Henry Ford fut le premier, fin 1913, à réaliser l’énorme potentiel de la mise en flux. Il réduit de 90% la charge et le temps d’assemblage final du fameux model T. Il répercuta ensuite cette démarche à la fabrication des pièces, enregistrant des gains similaires. Mais ce n’était là qu’un cas spécifique : grands volumes pour un model unique sur près de 20 années…
Après la Seconde guère Mondiale, Taiichi Ohno et ses collaborateurs dont Shigeo Shingo, de Toyota réussirent à poser les préceptes d’une approche plus générale : la mise en flux avec de petits volumes, avec des douzaines voire centaines de variantes.

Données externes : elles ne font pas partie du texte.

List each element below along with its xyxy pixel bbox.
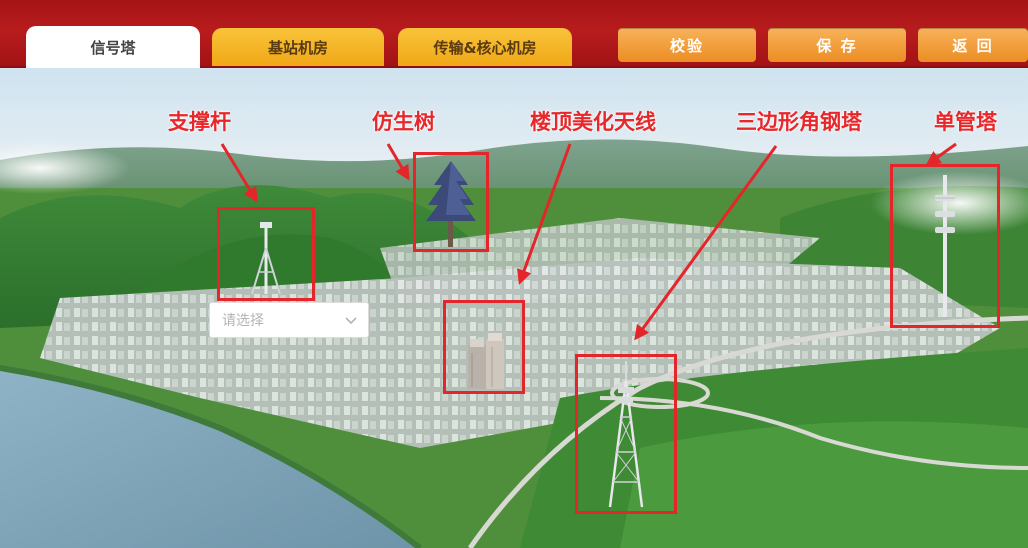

L’approche Lean de la mise en flux doit se faire de telle façon à ce que chacun y trouve effectivement intérêt. Ce qui nécessite de repenser l’orientation du travail à tous les niveaux. (Lean strategy : part III – Lean Thinking).

4°) Enclencher l’activité par appel du client : mise en place des flux tirés.
La mise en flux produit rapidement une réduction drastique des temps d’écoulement. Il est alors possible de produire à la commande. La demande client tend alors à ce stabiliser, à l’identique l’effet de vague des campagnes promotionnelles disparaît. Les flux tirés sont une répercussion vers l’amont de ce principe ou rien n’est produit sans un besoin immédiat en aval.

5°) Pourvoir à l’amélioration continue des éléments ci-dessus.
C’est un cercle vertueux. Les interactions avec les principes précédents ouvrent la voie à des possibilités sans fin. Avec le flux mis en place les gaspillages sont exposés ; tout à chacun peut alors apporter sa contribution pour la satisfaction du client final. Cette transparence.
Kaikaku & Kaizen.
Les changements radicaux (kaikaku) permettent d’enclencher la démarche et de pourvoir à la mise en flux. Les niveaux de gain sont de l’ordre de 100% en productivité et une réduction des temps d’écoulement de 90%, ainsi que des encours. Les défauts qualité sont généralement divisés par deux ainsi que les accidents du travail. Et, ce n’est que le début car l’amélioration continue (kaizen) permet quant à elle de reproduire de gains similaires en productivité dans les 2 à 3 années.

Le Lean Thinking et ses 5 principes trouvèrent un écho considérable. Mais ce ne fut qu’en 2001, année de récession, suivie par 2002 ou les bourses mondiales subirent un véritable crash qu’il y eu un réel deuxième catalyseur important pour la recherche de nouveaux modèles et de changement radicaux pour de nombreuses sociétés.
Le concept “Lean” paru en automne 1996 avait eu le temps d’évoluer pour devenir “Lean entreprise” ou “Lean Management” considérant alors l’ensemble de la chaine de valeur depuis la conception produit jusqu’aux bras du consommateur et surtout en considérant pleinement l’importance de la ressource humaine comme pilier de la démarche.